Os resultados da triagem das habilidades auditivas pelo AudBility estão descritos na Tabela 1. A comparação do desempenho entre os grupos (G1, G2a e G2b), considerando as três avaliações perceptivo-auditivas (APAs) do tipo de voz predominante (APA1, APA2 e APA3), está descrita na Tabela 2. A Tabela 3 explora como o desempenho na APA evoluiu em cada grupo. Os valores da confiabilidade intra-avaliador são apresentados na Tabela 4.

Tabela 1
Desempenho em cada teste da triagem das habilidades auditivas pelo AudBility, conforme o grupo
Tabela 2
Teste de análise de variância (ANOVA) para influência no desempenho da avaliação perceptivo-auditiva das variáveis grupo e momento de realização da avaliação
Tabela 3
Desempenho na análise do desvio vocal predominante dos três grupos, de acordo com os momentos da avaliação perceptivo-auditiva
Tabela 4
Valores de concordância para a confiabilidade intra-avaliador da análise perceptivo-auditiva do desvio vocal predominante dos participantes de cada grupo, nos três momentos de avaliação

Ao analisar o desempenho dos grupos nos dez testes da triagem das habilidades auditivas do AudBility, observou-se que o G1 apresentou pior desempenho nas habilidades relacionadas ao processamento temporal (ordenação temporal - frequência e duração - e resolução temporal), quando comparado ao G2a e ao G2b. Destaca-se a habilidade de ordenação temporal frequência, na qual 75% dos participantes de G1 tiveram um desempenho abaixo do esperado (Tabela 1).

Para analisar o desempenho na APA foram realizadas duas análises estatísticas. A primeira, ANOVA de fatores mistos, consistiu na observação da influência que os grupos (G1, G2a e G2b) e o momento de aplicação da APA (APA1, APA2, APA3) tiveram no desempenho. Ao analisar isoladamente a influência da variável grupo no desempenho na APA (Tabela 2), não foi observada nenhuma influência (p=0,656), ou seja, os grupos tiveram desempenho semelhante entre si, nos três momentos. Entretanto, ao analisar isoladamente a influência do momento de aplicação, foi observado que ele influenciou o desempenho da tarefa (p=0,009), indicando que o desempenho variou nas diferentes aplicações. Por fim, não foi observada interação significativa entre as duas variáveis (p=0,471), mostrando que ambas tiveram influência uniforme ao longo do estudo.

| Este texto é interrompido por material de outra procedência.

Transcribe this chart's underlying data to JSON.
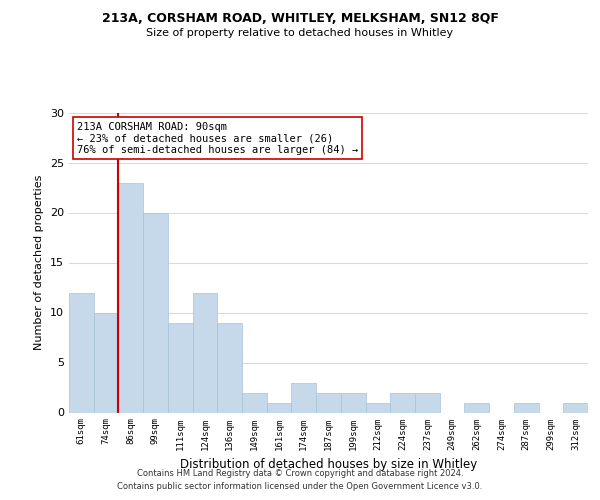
{
  "title1": "213A, CORSHAM ROAD, WHITLEY, MELKSHAM, SN12 8QF",
  "title2": "Size of property relative to detached houses in Whitley",
  "xlabel": "Distribution of detached houses by size in Whitley",
  "ylabel": "Number of detached properties",
  "bar_labels": [
    "61sqm",
    "74sqm",
    "86sqm",
    "99sqm",
    "111sqm",
    "124sqm",
    "136sqm",
    "149sqm",
    "161sqm",
    "174sqm",
    "187sqm",
    "199sqm",
    "212sqm",
    "224sqm",
    "237sqm",
    "249sqm",
    "262sqm",
    "274sqm",
    "287sqm",
    "299sqm",
    "312sqm"
  ],
  "bar_values": [
    12,
    10,
    23,
    20,
    9,
    12,
    9,
    2,
    1,
    3,
    2,
    2,
    1,
    2,
    2,
    0,
    1,
    0,
    1,
    0,
    1
  ],
  "bar_color": "#c6d9ea",
  "bar_edge_color": "#a8c4d8",
  "subject_line_index": 2,
  "subject_line_color": "#cc0000",
  "annotation_line1": "213A CORSHAM ROAD: 90sqm",
  "annotation_line2": "← 23% of detached houses are smaller (26)",
  "annotation_line3": "76% of semi-detached houses are larger (84) →",
  "annotation_box_edge": "#cc0000",
  "ylim": [
    0,
    30
  ],
  "yticks": [
    0,
    5,
    10,
    15,
    20,
    25,
    30
  ],
  "grid_color": "#d0dce8",
  "background_color": "#ffffff",
  "footer1": "Contains HM Land Registry data © Crown copyright and database right 2024.",
  "footer2": "Contains public sector information licensed under the Open Government Licence v3.0."
}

Para explorar a variação do desempenho nas três APAs, foi realizada uma segunda análise, ANOVA de um fator (Tabela 3). Para G1 e G2a, o desempenho se manteve semelhante nos três momentos (p=0,122 e 0,374 respectivamente). Somente para G2b o desempenho foi diferente nos três momentos (p=0,018), evidenciando melhora de significância estatística da APA1 para a APA3.

A Tabela 4 mostra que, para o G1 os valores de concordância do Kappa dos participantes variaram entre 0,308 e 1,000 na APA1, entre 0,182 e 0,750 na APA2 e, entre -2,000 e 1,000 na APA3. Para G2a os valores de concordância de Kappa variaram entre 0,205 e 1,000 na APA1, entre 0,333 e 1,000 na APA2 e entre 0,400 e 1,000 na APA3. Para G2b, os valores de concordância de Kappa variaram entre -0,304 e 1,000 na APA1, entre 0,207 e 0,750 na APA2 e entre 0,100 e 1,000 na APA3.

DISCUSSÃO

Este estudo teve como objetivo principal verificar o impacto da estimulação das habilidades auditivas no desempenho na avaliação perceptivo-auditiva do tipo de voz predominante de fonoaudiólogos cursando especialização em voz. O objetivo secundário foi verificar se a estimulação das habilidades auditivas interfere na confiabilidade do avaliador.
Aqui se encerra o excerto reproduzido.